What Determines Regular and Irregular Singular Points in Differential Equations?

[Rijad Hadzic]

Homework Statement

Determine singular points of given DE. Classify as regular or irregular

(x^3 -2x^2 + 3x)^2 y'' + x(x-3)^2 y' + (-x-1)y = 0

Homework Equations

The Attempt at a Solution

From the polynomial infront of y'' I get

x^2 (x^2 -2x + 3)^2

right out of the bat I can see that x = 0 is going to be a regular point.

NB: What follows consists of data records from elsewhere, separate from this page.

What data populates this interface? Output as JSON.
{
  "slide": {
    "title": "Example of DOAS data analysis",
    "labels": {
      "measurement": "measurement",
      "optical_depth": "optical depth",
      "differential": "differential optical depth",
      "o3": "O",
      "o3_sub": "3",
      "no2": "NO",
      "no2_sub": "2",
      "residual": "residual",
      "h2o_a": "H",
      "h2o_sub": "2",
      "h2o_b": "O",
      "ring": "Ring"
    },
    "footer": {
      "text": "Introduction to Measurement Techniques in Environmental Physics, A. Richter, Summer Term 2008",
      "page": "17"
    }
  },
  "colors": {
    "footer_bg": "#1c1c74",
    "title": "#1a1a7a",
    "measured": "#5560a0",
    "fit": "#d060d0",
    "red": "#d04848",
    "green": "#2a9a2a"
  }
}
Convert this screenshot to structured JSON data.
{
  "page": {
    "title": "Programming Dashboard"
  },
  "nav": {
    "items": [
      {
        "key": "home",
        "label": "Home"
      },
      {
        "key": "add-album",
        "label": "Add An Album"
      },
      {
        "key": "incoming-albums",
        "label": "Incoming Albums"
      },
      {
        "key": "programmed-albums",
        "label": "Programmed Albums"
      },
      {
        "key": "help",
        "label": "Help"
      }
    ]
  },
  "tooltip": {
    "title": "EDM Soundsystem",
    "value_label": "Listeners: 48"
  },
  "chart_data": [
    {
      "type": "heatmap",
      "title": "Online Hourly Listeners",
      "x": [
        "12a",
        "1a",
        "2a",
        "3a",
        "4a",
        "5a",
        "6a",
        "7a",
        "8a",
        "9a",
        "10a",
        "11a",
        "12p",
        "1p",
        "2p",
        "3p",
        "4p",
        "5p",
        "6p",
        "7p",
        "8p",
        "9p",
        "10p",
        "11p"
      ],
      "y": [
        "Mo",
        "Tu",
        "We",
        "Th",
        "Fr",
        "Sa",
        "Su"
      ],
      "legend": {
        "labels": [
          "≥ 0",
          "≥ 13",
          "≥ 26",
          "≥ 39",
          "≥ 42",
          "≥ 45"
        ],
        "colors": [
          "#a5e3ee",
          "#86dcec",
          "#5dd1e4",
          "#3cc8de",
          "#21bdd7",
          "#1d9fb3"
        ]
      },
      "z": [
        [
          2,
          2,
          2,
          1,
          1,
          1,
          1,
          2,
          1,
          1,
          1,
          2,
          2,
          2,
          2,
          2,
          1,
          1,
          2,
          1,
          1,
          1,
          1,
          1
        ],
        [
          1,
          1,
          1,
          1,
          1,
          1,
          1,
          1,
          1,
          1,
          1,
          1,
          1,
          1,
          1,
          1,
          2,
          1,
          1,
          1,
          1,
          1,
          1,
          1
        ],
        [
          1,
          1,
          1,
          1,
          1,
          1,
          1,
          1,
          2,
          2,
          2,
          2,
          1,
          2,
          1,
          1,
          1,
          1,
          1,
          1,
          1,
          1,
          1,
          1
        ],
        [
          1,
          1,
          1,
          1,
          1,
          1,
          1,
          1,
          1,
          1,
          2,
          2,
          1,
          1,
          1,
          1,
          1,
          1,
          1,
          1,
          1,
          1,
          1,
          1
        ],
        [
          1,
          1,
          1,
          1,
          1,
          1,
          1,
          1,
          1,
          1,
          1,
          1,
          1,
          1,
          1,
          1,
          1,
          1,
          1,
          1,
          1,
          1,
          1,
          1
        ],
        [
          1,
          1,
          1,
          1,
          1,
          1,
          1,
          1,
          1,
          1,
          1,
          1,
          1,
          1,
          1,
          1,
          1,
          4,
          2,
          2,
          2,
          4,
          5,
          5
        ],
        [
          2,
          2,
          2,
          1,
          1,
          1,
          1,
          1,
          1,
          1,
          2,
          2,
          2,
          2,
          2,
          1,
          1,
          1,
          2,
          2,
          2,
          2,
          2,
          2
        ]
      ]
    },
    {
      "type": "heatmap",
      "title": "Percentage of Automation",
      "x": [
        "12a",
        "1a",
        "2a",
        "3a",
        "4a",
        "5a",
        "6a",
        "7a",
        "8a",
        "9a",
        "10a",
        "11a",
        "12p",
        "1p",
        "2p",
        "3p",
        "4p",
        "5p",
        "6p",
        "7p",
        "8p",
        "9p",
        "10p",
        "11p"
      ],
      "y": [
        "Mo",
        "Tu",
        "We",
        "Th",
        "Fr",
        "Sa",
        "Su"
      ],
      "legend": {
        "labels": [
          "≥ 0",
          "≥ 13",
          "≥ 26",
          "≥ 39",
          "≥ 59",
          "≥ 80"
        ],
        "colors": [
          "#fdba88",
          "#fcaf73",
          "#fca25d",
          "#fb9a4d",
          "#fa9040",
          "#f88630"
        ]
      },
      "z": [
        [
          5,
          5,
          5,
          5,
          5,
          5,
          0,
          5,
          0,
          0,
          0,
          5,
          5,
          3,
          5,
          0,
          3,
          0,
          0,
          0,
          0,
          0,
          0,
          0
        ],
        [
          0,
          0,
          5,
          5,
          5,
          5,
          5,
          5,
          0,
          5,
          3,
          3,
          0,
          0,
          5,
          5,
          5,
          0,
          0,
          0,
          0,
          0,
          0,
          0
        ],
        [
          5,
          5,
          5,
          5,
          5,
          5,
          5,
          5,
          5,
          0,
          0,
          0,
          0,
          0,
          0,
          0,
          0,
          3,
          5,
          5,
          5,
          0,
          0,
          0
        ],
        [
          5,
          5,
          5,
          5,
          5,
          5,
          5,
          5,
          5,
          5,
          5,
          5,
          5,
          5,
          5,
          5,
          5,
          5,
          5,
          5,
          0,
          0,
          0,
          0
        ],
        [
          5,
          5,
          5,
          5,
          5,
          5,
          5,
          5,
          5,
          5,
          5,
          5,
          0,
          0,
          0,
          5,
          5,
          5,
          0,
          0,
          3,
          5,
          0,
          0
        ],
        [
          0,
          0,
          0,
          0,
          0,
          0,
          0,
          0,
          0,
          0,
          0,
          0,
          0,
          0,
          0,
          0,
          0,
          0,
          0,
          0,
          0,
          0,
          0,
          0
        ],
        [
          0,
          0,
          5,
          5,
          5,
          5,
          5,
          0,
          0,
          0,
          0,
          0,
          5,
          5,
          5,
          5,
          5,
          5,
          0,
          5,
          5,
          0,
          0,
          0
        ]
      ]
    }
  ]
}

the zeros of x^2 -2x +3 = 1\frac +- \frac {8^{1/2}}{2}

so since the denominator of y' will have x^2 -2x +3 = 1\frac +- \frac {8^{1/2}}{2} to the second power, can I say that x^2 -2x +3 = 1\frac +- \frac {8^{1/2}}{2} are the irregular points then?

 

[tnich]

Homework Statement

Determine singular points of given DE. Classify as regular or irregular

(x^3 -2x^2 + 3x)^2 y'' + x(x-3)^2 y' + (-x-1)y = 0

Homework Equations

The Attempt at a Solution

From the polynomial infront of y'' I get

x^2 (x^2 -2x + 3)^2

right out of the bat I can see that x = 0 is going to be a regular point.

the zeros of x^2 -2x +3 = 1\frac +- \frac {8^{1/2}}{2}

so since the denominator of y' will have x^2 -2x +3 = 1\frac +- \frac {8^{1/2}}{2} to the second power, can I say that x^2 -2x +3 = 1\frac +- \frac {8^{1/2}}{2} are the irregular points then?

It is not correct to say $x^2 -2x +3 = 1 \pm\frac {8^{1/2}}{2}$. I think what you mean is $x^2 -2x +3 = (x-1 + \frac {8^{1/2}}{2})(x-1 - \frac {8^{1/2}}{2})$. That is still not right, though, because you have made a mistake in solving for the roots of $x^2-2x+3$.